Enviada em 06/05/2020

De acordo com a Declaração Universal dos Direitos Humanos (DUDH), todo e qualquer ser humano tem o direito a liberdade e a prática de esportes. Entretanto, é possível notar a disparidade entre os gêneros no âmbito do futebol. Tal realidade está diretamente relacionada com o fato da sociedade ser sustentada e direcionada pelo machismo histórico, assim como o desinteresse de empresas privadas na categoria feminina futebolística.

Desde muito pequenos somos condicionados e instruídos naquilo que diz respeito aos nossos sexos: biológico -macho ou fêmea- e social -homem ou mulher. Compreende-se, erroneamente, por meio de lições adquiridas culturalmente que existem atividades exclusivas para ambos os gêneros. Quando um indivíduo age de modo contrário ao esperado para ele pela sociedade, esse acaba sendo punido de maneira injustiçada, a exemplo, meninas que gostam de jogar futebol. Dessa forma, vemos na prática o pensamento do filósofo Immanuel Kant ao afirmar que o homem é aquilo que a educação faz dele. Esse preconceito -existente há décadas e com passagem de proibição legislativa durante o período da ditadura militar- presente na criação das mulheres, atua tolhendo-as na sua liberdade de escolha e tira delas a oportunidade desenvolver potenciais talentos no gramado

Além do machismo velado na criação, outro fator o qual impede a ascensão feminina no futebol é a falta de apoio do sistema privado.
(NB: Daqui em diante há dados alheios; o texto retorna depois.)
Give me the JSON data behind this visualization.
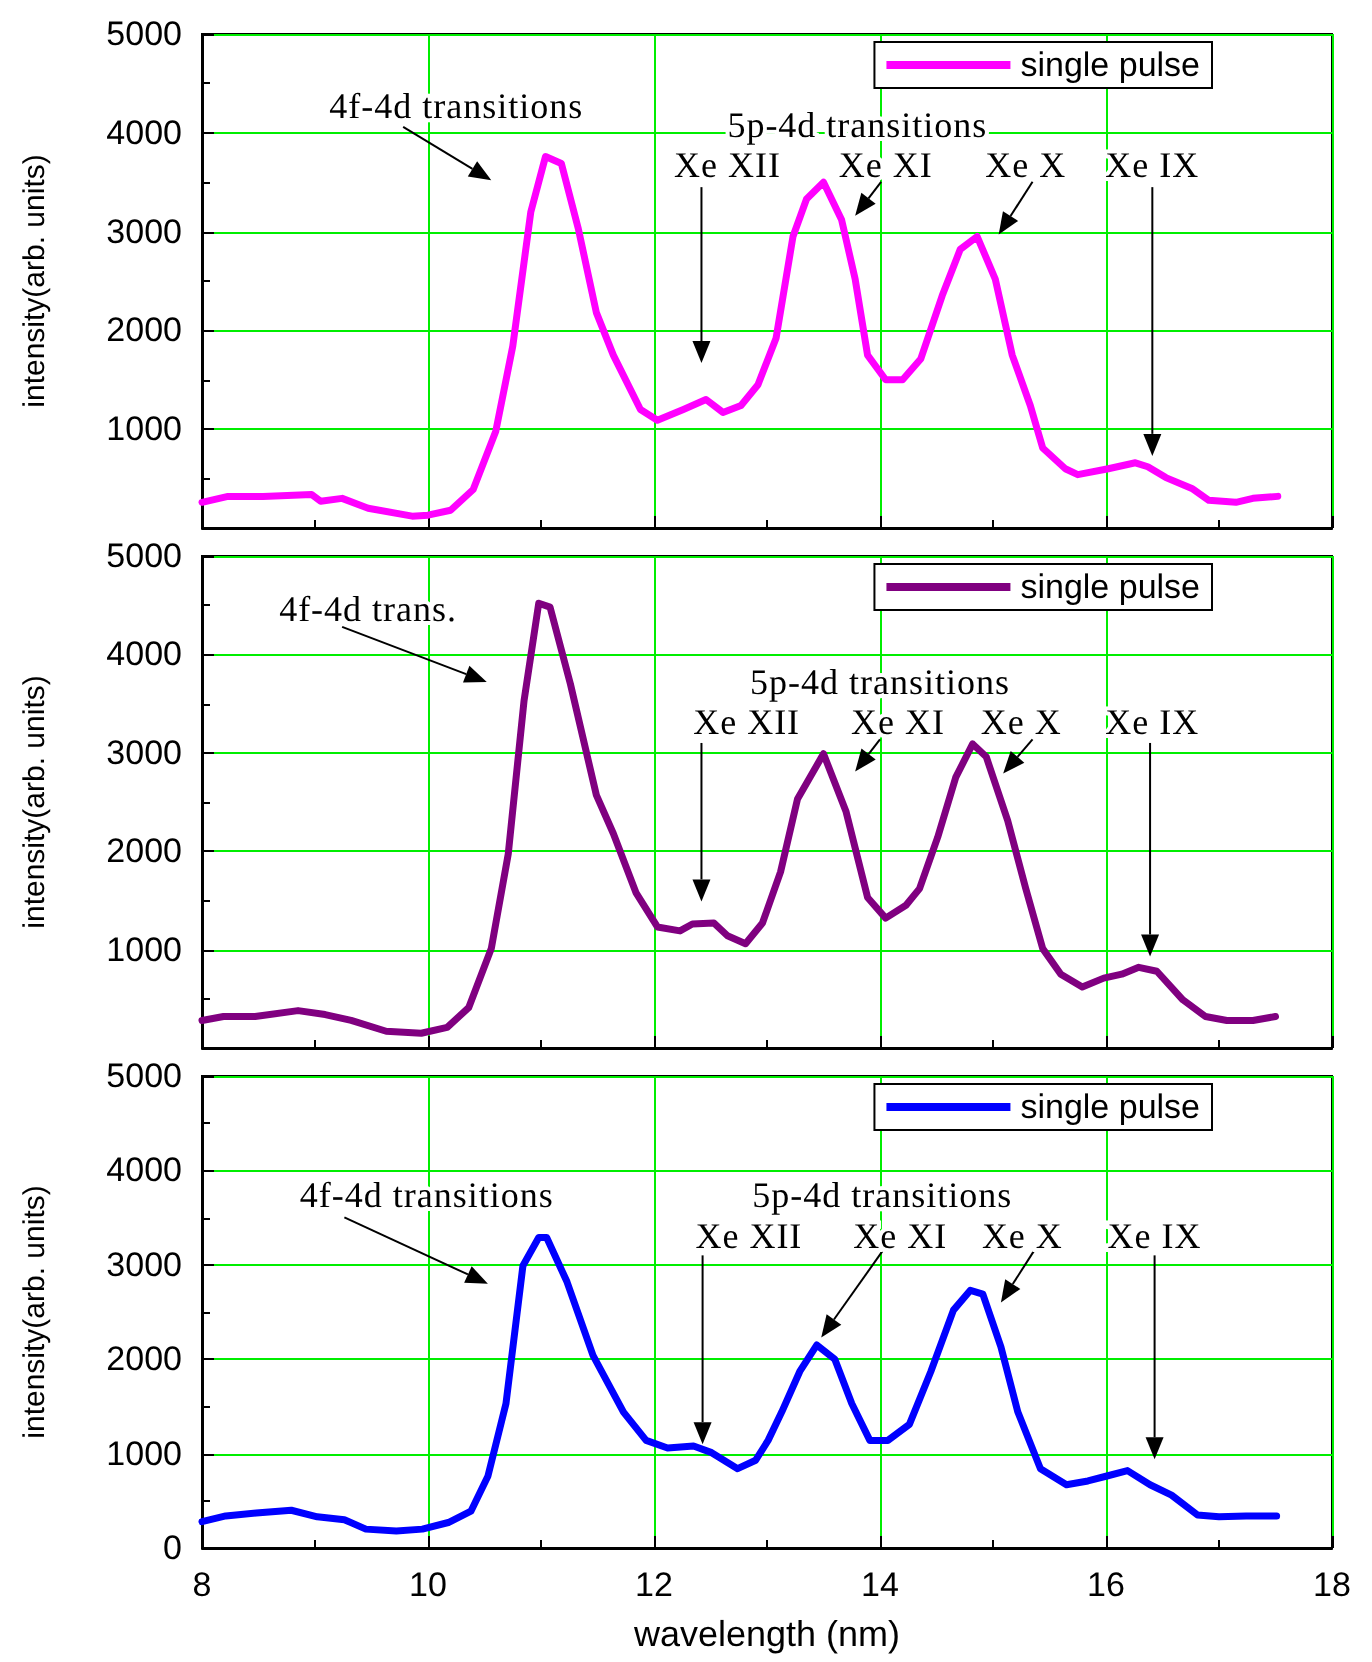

Segundo o Programa das Nações Unidas para o Desenvolvimento (PNUD), a prática de exercícios físicos por mulheres no país é 40% inferior aos homens. Esse dado prova a iniciativa das corporações em fazer investimentos majoritários apenas em atletas masculinos, e consequentemente, leva o público a não prestigiar as equipes feminis, e também a não reconhecer que o esporte em questão é de caráter unissex. A falta ou o pouco incentivo dessas empresas, faz com que crianças não se vejam representadas nos campos e torna impossível acreditar no sonho de seguir profissões como árbitra, goleira ou jogadora.

Portanto, medidas são necessárias para resolver o impasse. Associações privadas do ramo esportivo devem fazer parcerias entre si e com ONG’s -voltadas para projetos sociais de meninas no futebol-, os quais promovam campeonatos femininos e festivais de entretenimento -como música e gastronomia- no mesmo evento, a fim de incentivar e valorizar a causa das mulheres com chuteiras. Outrossim, O MEC deve cobrar por meio da BNCC que seja abordado no conteúdo da disciplina de educação física, a realização de atividades e debates acerca do papel da mulher no futebol, objetivando ampliar e propiciar um cenário mais justo e sexualmente igual para todos: público, grupo técnico e protagonistas em campo.